Ogni volta come la prima. La prima cosa a cambiare quando si mette piede in un carcere è la luce: si entra in un mondo altro illuminato da una luce diversa, livida e parassita, che s’attacca alle pareti, agli oggetti, alle persone. Impregna e uniforma tutto.
A fine settembre con Nessuno tocchi Caino, Cellula Coscioni Marcuzzo e i rappresentanti delle camere penali di Ascoli Piceno siamo entrati nella Casa Circondariale di Marino del Tronto (Ascoli Piceno), ultima tappa del “Viaggio della speranza” negli istituti penitenziari marchigiani per verificare le condizioni di detenzione e fornire ai detenuti dettagli sulla recente circolare sui colloqui diramata da Carlo Renoldi, capo del DAP.
Nel microcosmo del carcere cambia la luce, ma non la società, che si traspone netta nella separazione tra le sezioni: la media sicurezza sovraffollata da storie di disperazione e povertà, e quindi tossicodipendenti e stranieri; l’articolazione salute mentale che cura (poco e male) chi dovrebbe essere curato altrove; la sezione protetti che protegge i detenuti dimenticandoli; l’alta sicurezza popolata per lo più da persone compassate e preparatissime, come se in qualche modo subdolo il male fosse correlato al livello culturale o spingesse ad accrescerlo per fronteggiare vita e processi.
Nel penitenziario di Marino del Tronto poco o nulla resta di quel ventaglio di attività propedeutiche al reinserimento sociale e alla riparazione del reato presenti fino a cinque anni fa: i percorsi di alfabetizzazione per stranieri, la scuola media e il biennio superiore, i corsi professionali, la pet therapy, il teatro, il cineforum, l’orto sociale interno, le giornate ecologiche.
Oggi nessuna attività formativa, nessun accesso allo studio, scarse e mal retribuite possibilità di lavoro interno, celle con sei persone progettate per tre, celle per una persona con una persona che ha due ore d’aria al giorno, l’aria di un corridoio coperto da un reticolato che riflette l’ombra dell’acciaio – pure l’ombra ti ricorda dove sei. Rimangono cappella e palestra, simulacri spaziali dell’espiazione del peccato e della produzione di endorfine funzionali a una più sopportabile sopravvivenza.
Come si fa a convivere col nulla, e di quello vivere per tutta la durata della detenzione? A chi o a cosa serve? Di certo non alle finalità rieducative e riabilitative della pena stabilite in maniera chiara dalla nostra Costituzione. Né alla società né al reo. «L’unica libertà che il carcere concede è quella di impazzire», dice un detenuto della media sicurezza.
Quello di Ascoli è un caso critico – acuito dalla presenza/assenza di una direttrice sostituta che ha già la guida dell’istituto di Fermo e dal personale penitenziario perennemente sotto organico – ma simboleggia la spia di un malessere generalizzato e diffuso.
Per le carceri italiane il bilancio del 2022 è tragico, mai tanti suicidi come nei primi nove mesi dell’anno: 67 persone si sono tolte la vita, di queste 3 a Marino del Tronto; l’ultimo in piena estate, ad agosto, un ragazzo di 37 anni da poco dimesso dal reparto psichiatrico dell’ospedale di San Benedetto del Tronto dopo l’ennesimo tentativo di farla finita.

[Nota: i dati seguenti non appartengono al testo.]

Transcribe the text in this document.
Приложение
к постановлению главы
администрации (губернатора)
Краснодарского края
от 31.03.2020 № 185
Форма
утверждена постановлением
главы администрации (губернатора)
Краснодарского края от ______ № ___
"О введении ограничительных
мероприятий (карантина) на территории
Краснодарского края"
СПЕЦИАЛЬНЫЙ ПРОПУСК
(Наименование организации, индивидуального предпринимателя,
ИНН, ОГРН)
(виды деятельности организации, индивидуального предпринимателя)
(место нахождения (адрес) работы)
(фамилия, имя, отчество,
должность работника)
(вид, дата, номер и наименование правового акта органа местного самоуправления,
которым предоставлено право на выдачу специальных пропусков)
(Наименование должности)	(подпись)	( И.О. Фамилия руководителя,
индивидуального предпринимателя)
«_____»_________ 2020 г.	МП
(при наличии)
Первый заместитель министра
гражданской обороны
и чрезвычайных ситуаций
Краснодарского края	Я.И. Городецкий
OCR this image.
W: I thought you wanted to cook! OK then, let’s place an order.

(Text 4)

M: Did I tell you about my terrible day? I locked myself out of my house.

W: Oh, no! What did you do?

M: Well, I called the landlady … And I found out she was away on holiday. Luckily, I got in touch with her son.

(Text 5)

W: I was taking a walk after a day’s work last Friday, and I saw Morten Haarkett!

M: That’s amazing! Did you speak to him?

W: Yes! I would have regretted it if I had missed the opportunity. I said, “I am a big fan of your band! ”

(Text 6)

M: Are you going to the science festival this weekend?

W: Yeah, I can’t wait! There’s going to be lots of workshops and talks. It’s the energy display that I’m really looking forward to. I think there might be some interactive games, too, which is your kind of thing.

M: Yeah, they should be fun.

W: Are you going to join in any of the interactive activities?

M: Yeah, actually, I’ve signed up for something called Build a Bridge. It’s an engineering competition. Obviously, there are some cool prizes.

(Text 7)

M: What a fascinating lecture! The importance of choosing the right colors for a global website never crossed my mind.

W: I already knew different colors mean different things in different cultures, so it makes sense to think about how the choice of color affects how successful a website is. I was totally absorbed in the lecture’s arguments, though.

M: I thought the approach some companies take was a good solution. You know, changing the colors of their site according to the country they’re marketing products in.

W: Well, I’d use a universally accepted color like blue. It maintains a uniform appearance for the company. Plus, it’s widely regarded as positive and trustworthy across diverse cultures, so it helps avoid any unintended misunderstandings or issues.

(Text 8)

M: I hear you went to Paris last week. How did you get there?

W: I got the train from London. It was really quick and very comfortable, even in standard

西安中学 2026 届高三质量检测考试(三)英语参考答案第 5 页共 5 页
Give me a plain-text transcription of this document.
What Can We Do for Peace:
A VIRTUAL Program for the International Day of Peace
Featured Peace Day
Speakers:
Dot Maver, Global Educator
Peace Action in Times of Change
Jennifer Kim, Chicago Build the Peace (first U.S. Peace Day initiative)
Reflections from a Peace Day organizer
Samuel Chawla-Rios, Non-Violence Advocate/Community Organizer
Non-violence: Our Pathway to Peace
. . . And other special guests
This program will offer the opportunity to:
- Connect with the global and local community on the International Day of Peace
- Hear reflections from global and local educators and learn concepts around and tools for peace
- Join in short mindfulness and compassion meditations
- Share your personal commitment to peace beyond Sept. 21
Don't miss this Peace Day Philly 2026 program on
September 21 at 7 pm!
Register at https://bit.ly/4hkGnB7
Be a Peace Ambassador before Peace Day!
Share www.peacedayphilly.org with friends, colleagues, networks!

A morire sono per lo più giovani dietro le sbarre per reati minori o in condizioni di fragilità psicofisica. Con la chiusura degli OPG, infatti, una grossa mole di detenuti con patologie psichiatriche è stata dirottata negli istituti, un travaso che ha svelato nel tempo l’inadeguatezza dei livelli essenziali di assistenza da parte del sistema penitenziario. Con loro fanno il paio i detenuti tossicodipendenti, che rappresentano circa il 30% del totale e hanno difficile accesso alle misure alternative, peraltro spesso inadeguate al corretto trattamento sanitario, rischiando di compromettere il percorso di recupero sociale dell’individuo.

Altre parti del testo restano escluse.